TOPEKA, Kan. (AP) — Kansas lawmakers are considering blocking the sale of raw milk or requiring farmers to include warning labels on packaging after the state abandoned a law prohibiting farmers from advertising raw milk outside their farm.
The state stopped enforcing the ban after Shepherd’s Gate Dairy operators Mark and Coraleen Bunner filed a lawsuit against the state in October, The Wichita Eagle reported.
Attorney General Derek Schmidt and the state Department of Agriculture settled the lawsuit in November resulting in the end of the ban. Schmidt admitted the law was “plainly unconstitutional.”

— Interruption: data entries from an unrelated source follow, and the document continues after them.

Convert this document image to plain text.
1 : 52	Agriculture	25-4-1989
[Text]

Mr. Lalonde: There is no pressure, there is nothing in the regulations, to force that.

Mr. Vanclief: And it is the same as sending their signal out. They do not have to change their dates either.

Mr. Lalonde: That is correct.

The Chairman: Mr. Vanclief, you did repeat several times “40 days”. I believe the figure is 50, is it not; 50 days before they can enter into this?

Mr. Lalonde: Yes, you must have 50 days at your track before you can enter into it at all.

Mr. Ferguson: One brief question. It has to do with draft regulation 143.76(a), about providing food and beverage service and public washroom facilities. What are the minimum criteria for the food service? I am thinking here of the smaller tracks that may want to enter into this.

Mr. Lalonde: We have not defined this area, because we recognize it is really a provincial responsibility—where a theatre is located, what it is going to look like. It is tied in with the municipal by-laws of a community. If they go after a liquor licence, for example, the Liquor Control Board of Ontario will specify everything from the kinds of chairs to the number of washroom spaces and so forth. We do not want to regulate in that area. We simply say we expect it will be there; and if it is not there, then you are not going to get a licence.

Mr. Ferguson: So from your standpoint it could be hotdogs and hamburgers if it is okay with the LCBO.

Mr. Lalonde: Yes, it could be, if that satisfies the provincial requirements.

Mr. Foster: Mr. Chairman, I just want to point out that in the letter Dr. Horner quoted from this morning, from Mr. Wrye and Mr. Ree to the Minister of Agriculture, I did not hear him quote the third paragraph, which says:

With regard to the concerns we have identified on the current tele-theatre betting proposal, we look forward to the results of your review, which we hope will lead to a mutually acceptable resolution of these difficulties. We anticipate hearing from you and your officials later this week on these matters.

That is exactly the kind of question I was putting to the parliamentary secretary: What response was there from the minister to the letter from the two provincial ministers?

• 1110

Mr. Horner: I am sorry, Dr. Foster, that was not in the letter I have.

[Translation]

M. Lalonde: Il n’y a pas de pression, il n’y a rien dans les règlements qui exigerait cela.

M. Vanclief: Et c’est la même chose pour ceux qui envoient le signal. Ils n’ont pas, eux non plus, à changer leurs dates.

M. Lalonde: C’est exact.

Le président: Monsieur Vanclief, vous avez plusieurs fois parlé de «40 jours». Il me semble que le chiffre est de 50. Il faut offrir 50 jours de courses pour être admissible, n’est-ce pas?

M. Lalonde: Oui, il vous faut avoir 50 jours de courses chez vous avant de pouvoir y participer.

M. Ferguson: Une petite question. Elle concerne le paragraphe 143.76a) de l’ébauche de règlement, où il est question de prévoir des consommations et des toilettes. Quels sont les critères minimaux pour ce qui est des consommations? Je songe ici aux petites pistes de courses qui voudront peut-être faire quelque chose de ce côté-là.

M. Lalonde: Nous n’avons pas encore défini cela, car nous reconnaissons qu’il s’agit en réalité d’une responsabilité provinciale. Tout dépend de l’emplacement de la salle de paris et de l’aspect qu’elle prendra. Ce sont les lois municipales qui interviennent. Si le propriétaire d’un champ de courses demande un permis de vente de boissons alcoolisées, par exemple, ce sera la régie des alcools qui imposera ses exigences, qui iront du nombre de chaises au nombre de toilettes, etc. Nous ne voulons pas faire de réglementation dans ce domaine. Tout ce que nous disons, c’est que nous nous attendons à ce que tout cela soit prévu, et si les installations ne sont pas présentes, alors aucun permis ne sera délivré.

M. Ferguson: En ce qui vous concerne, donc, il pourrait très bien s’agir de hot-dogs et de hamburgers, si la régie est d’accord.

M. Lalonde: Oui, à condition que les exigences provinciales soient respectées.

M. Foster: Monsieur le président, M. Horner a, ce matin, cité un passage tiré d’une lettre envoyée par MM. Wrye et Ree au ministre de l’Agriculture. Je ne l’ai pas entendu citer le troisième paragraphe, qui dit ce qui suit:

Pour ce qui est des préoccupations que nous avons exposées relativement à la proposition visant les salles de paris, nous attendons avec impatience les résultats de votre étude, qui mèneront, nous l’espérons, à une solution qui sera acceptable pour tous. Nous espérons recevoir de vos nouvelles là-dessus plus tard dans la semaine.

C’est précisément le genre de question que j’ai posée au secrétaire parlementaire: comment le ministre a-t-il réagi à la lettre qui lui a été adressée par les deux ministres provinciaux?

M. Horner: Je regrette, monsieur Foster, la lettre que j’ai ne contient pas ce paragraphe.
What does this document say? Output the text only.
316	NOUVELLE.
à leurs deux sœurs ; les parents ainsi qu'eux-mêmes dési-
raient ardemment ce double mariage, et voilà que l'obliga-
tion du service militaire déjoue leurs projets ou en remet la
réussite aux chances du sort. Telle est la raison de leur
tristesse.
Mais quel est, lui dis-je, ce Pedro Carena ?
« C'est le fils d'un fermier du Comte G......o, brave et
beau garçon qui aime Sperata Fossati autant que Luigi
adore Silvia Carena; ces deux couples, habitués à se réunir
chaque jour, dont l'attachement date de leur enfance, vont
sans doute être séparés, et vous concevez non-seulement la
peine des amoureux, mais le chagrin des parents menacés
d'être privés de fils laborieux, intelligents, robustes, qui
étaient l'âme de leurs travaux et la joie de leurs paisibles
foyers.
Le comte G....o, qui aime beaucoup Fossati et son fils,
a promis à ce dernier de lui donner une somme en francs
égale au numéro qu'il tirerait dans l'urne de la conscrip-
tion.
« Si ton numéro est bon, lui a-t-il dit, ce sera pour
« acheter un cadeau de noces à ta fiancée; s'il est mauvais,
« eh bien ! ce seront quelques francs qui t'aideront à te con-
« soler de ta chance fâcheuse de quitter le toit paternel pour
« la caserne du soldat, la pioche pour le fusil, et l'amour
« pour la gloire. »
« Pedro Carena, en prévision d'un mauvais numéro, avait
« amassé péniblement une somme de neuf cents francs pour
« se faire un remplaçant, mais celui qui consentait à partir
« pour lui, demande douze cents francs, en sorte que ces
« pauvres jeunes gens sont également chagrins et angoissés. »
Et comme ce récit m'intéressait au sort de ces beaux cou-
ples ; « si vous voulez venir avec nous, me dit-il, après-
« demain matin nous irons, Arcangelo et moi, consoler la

Pasteurized milk undergoes a heating process to kill pathogens. Raw milk that comes straight from a cow or goat is much more likely to carry salmonella, E. coli and other bacteria, according to the Food and Drug Administration.
But those who drink and sell raw milk think of it as an all-natural product that brings people closer to the source of their food.
The Senate Agriculture and Natural Resources Committee endorsed a bill Thursday that would allow the on-farm sale of raw, unpasteurized milk, so long as each container sold labels it as such. It goes next to the Senate for debate, possibly next week.
It remains unclear how the Legislature as a whole would vote. A bill to ban the sale of raw milk have also been proposed.
“I think that people should have the choice to eat what they want,” said Democratic Sen. Marci Francisco. “We have a lot of other substances we know are not good for people and we allow those.”
While state legislators decide on an approach, consumers and farmers in consumers are weighing in on both sides of the issue.
“Our consumers of raw milk educate themselves. They’re not stupid people,” said Mary Powell, a Longton resident with more than 30 years of livestock experience.
Aaron Pauly, who milks 160 cows on his farm in Sedgwick County, said the bill would stop unregulated sales to uninformed members of the public.
“There’s a certain nostalgia associated with the way our grandparents or even our great-grandparents operated the farms and the food they ate,” Pauly said. But society has progressed “to a higher standard of living.”
Tucker Stewart, a Kansas Livestock Association lobbyist, said labeling is important because the state banned the advertising law. Raw milk can now be advertised to more people, he added.
“You might not be targeting those consumers who really understand the dangers of raw milk,” Stewart said.